There is a reason coffee bean sales are solid for many specialty retailers in the U.S.: the number of consumers getting in at least one cup of Joe has reached the highest level in the past six years. And home brewing remained the method of choice for most Americans, over even gourmet coffee shops and the office coffee pot.
That’s the latest from the U.S. National Coffee Association’s 2018 National Coffee Drinking Trends report. The NCDT report, which has been tracking U.S. coffee drinking for the past 60 years, found that 80 percent of consumers said they drank coffee within the past day, most (82 percent) drinking it at breakfast.
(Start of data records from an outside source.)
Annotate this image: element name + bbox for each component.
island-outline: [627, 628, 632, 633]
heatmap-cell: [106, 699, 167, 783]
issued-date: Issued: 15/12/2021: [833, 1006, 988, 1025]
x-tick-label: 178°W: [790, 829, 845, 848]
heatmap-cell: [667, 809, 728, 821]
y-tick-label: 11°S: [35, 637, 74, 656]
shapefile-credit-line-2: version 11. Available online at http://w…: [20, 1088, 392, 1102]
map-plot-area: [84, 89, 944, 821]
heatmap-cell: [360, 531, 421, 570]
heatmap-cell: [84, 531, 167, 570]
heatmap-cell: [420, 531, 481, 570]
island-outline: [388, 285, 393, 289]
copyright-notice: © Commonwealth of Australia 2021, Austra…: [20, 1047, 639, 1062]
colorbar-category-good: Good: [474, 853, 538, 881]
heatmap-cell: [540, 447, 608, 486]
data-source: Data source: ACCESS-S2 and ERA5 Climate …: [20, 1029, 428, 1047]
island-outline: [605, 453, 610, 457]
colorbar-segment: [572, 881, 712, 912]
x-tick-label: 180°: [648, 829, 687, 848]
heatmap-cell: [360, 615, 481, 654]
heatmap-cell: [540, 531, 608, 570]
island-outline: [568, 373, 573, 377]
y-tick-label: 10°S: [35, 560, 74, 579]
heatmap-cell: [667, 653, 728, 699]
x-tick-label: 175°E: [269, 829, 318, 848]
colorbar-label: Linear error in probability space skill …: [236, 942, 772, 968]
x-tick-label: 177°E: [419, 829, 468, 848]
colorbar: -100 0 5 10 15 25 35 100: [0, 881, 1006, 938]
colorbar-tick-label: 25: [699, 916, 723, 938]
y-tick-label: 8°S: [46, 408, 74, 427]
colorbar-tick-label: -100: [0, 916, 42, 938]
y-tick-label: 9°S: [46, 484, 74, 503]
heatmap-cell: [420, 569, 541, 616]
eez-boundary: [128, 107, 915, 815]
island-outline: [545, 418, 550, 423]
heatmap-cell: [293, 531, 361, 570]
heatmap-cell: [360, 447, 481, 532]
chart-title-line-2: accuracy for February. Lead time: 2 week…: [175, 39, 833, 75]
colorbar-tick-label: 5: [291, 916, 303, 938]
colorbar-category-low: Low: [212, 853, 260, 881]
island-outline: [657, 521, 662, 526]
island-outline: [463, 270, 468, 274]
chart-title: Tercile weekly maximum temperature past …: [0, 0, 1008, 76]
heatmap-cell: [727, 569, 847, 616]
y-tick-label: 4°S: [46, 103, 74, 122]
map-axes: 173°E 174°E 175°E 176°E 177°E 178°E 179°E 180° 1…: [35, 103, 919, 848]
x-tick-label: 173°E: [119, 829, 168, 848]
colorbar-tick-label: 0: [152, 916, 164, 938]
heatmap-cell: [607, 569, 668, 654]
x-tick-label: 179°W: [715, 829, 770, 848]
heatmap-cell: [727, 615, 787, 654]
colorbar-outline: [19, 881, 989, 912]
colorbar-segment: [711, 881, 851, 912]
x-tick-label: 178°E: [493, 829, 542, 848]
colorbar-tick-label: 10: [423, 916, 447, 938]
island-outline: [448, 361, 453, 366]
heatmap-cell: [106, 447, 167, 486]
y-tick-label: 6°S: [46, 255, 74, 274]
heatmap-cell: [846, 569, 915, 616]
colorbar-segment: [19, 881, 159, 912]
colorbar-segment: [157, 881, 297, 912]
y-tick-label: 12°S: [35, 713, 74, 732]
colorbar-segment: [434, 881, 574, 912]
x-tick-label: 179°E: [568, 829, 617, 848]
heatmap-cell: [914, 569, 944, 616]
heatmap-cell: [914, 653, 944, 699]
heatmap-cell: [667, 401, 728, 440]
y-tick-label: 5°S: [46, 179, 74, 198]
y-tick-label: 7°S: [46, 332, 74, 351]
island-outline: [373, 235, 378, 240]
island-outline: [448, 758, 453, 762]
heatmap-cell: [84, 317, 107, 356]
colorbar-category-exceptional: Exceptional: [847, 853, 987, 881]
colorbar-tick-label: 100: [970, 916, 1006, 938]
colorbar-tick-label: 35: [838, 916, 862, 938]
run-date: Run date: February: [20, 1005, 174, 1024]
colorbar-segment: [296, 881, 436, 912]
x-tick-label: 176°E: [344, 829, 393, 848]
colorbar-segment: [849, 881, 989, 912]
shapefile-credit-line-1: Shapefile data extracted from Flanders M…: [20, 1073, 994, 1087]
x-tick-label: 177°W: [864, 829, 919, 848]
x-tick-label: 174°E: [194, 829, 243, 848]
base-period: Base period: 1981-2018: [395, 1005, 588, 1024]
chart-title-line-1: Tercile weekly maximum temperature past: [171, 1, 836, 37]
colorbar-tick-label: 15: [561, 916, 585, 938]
Those are levels not seen since 2012, rebounding after what the NCA report called “a softening trend” starting in 2013.
Nearly 80 percent of those drinking coffee daily brewed their coffee at home, up from 75 percent the year before, while those who reported drinking coffee outside the home dropped to 36 percent in 2018 from 40 percent in 2017.
Past-day consumption of both gourmet and espresso drinks held steady (16 percent) compared to the past year. Trendy cold-brew beverages also remained the same as the past year, with about 11 percent of consumers chugging down the mix.
For those who brew at home, drip coffee machines are the method of choice with more than 63 percent of respondents saying they owned a drip machine; and 45 percent of those said they used it within the past day, suggesting regular usage. Just 41 percent reported that they owned a single-cup machine and only about 6 percent used a bean-to-cup brewer.